New York-Presbyterian said an exhaustive review of the matter has been conducted, including additional training for all employees. It’s not clear whether the hospital reported Dr. Cheng to regulators at the New York State Department of Health.
According to records posted by New York’s Office of Professional Medical Conduct, Dr. Cheng was suspended from practicing medicine on April 7, 2023. That’s four months after Cheng was indicted on criminal rape charges and nearly two years after the patient at New York-Presbyterian Queens first told medical staff she’d been mysteriously drugged and woke up with pain to her lower abdomen.
New York State law requires physicians, nurses, and social workers to report when they have reasonable cause to suspect a person under 18 has been abused by someone responsible for that child’s care.
In this case, even though the medical care was being provided in a pediatric unit, the patient was a 19-year-old. Her medical record says she declined a gynecological exam and had no evidence of trauma or injury to her body.
The patient says she may have never known she had been raped, were it not for the criminal investigation into Dr. Cheng a year later. In the process of searching the physician’s phone for records associated with the alleged drugging and rape in his apartment, investigators reportedly found a video from the prior year, showing the rape inside New York-Presbyterian Hospital Queens. A prosecutor in the Queens district attorney’s office called the former patient’s mother to share the awful news, her lawyer said.

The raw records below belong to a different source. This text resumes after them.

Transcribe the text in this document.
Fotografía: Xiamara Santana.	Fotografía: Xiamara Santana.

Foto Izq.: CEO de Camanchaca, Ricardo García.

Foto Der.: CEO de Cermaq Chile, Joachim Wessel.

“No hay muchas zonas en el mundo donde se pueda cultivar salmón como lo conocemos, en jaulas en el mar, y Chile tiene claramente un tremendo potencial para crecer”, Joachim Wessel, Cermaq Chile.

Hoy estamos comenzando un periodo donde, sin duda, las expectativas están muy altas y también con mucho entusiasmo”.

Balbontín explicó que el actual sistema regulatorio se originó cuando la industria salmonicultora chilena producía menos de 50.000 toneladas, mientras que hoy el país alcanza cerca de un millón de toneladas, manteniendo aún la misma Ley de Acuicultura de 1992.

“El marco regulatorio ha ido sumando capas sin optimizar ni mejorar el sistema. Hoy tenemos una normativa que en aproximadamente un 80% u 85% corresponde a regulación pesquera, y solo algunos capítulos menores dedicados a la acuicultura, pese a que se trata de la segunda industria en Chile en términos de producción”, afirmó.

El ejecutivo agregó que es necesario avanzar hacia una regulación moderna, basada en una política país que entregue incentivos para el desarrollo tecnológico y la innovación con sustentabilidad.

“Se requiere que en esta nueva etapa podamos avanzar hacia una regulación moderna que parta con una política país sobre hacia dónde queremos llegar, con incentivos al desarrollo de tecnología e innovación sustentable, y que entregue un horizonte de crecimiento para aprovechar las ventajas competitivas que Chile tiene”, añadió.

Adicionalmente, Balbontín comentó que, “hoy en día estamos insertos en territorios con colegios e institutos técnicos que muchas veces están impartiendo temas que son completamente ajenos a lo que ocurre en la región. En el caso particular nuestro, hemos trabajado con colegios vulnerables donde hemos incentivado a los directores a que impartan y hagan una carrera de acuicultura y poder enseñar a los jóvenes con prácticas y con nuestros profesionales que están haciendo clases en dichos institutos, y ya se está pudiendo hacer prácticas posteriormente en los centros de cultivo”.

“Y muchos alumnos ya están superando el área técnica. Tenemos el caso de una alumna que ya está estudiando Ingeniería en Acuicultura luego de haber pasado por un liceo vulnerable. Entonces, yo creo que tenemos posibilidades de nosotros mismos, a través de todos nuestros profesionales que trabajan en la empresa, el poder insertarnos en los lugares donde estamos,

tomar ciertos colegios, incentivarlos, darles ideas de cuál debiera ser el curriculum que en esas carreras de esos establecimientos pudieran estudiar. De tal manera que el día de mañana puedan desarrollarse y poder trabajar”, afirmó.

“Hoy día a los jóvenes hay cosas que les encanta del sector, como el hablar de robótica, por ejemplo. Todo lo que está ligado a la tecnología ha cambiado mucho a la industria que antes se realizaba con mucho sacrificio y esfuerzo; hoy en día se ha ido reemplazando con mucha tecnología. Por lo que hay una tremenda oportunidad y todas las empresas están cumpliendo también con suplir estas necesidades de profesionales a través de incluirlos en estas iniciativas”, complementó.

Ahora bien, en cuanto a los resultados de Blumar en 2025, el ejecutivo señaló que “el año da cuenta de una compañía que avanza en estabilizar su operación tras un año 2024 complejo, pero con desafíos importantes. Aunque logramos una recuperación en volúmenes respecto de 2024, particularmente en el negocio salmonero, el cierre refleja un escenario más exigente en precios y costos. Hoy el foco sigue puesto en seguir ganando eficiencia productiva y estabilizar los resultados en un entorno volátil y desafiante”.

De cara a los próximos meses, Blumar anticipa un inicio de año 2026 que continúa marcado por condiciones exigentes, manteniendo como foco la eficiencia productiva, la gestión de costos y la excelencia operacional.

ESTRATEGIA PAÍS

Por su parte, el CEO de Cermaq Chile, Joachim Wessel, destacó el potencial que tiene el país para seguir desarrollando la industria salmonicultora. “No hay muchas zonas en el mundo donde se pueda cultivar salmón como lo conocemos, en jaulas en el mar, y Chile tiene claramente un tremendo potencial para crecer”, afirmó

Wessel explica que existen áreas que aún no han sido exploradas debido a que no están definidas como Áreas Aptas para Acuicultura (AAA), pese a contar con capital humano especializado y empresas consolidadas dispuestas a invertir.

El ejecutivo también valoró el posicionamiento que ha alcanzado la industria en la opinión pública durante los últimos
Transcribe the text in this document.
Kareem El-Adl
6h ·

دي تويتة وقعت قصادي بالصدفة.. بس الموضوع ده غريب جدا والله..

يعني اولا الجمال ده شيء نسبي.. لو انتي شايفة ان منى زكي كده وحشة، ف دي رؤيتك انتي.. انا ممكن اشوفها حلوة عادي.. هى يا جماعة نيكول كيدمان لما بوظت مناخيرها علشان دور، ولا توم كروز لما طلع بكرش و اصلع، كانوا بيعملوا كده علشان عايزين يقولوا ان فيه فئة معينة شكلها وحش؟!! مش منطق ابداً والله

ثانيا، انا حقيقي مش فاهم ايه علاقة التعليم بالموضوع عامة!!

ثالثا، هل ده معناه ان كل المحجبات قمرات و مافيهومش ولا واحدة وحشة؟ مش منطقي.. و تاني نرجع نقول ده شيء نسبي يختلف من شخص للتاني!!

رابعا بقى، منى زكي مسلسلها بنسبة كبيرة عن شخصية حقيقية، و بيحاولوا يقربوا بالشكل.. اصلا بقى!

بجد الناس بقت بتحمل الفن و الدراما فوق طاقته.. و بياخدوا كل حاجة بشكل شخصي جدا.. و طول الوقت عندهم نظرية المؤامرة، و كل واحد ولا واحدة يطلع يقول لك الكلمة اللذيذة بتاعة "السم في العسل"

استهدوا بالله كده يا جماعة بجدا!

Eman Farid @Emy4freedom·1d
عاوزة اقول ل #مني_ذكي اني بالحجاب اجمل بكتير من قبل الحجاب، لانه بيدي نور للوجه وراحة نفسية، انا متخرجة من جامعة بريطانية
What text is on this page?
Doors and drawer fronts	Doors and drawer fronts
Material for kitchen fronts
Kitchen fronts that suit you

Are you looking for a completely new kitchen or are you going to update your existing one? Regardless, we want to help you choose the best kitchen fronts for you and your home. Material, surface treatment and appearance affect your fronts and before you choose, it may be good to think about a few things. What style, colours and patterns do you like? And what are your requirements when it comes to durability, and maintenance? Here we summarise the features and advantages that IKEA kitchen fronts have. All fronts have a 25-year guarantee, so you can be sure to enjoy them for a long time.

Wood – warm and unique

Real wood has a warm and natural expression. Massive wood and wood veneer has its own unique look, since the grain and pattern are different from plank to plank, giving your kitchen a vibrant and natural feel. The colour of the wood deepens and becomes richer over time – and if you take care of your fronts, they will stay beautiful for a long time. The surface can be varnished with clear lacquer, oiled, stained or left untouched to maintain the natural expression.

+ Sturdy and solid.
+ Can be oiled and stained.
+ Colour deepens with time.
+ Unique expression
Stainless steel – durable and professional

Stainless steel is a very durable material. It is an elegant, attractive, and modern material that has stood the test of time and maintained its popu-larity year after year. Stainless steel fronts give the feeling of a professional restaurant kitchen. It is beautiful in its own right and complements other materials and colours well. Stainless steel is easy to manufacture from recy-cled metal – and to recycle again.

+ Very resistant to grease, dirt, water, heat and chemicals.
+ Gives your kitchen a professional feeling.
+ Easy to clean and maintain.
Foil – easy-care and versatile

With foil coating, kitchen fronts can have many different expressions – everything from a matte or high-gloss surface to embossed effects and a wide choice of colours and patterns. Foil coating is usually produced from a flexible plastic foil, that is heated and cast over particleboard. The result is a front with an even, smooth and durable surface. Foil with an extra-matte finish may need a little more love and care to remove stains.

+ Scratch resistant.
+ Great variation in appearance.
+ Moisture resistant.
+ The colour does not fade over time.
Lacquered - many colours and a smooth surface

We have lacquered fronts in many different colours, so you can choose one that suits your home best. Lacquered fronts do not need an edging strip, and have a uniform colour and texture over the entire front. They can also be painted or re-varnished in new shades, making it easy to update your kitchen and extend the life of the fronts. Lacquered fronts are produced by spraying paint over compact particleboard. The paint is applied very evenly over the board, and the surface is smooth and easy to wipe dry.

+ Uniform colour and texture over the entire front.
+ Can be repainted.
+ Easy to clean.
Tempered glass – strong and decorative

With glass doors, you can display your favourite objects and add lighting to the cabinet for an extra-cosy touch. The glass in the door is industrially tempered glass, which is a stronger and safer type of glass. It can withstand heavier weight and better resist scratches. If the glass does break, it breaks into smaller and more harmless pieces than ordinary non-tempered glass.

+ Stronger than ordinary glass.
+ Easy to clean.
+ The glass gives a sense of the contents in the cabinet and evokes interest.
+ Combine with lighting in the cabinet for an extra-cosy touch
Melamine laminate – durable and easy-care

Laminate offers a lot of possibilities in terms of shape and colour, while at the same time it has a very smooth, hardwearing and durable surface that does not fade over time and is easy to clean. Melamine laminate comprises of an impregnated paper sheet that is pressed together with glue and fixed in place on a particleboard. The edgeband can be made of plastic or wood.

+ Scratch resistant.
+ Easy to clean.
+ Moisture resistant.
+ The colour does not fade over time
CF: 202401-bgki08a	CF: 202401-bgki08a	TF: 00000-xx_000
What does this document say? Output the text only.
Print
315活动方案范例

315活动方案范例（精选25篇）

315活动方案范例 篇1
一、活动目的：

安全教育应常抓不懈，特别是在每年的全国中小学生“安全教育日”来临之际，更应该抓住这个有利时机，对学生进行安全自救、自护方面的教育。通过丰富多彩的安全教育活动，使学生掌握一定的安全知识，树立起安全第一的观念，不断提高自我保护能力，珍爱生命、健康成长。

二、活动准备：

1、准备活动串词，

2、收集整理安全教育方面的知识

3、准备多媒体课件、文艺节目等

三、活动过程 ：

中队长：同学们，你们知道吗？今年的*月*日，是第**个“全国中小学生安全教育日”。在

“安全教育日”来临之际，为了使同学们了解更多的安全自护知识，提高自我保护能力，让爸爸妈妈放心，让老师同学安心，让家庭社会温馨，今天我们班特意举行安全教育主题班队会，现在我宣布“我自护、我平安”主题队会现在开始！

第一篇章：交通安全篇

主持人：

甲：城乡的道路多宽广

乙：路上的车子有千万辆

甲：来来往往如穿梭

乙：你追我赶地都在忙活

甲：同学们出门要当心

“Without the call they did to my mom, I would have never known,” the former patient said. “They have a video, but I don’t want to see it.”
A spokesperson for the Queens District Attorney’s Office declined comment on the criminal case against Dr. Cheng or on whether prosecutors expect to file additional rape charges related to the former patient who was allegedly drugged at New York-Presbyterian Queens.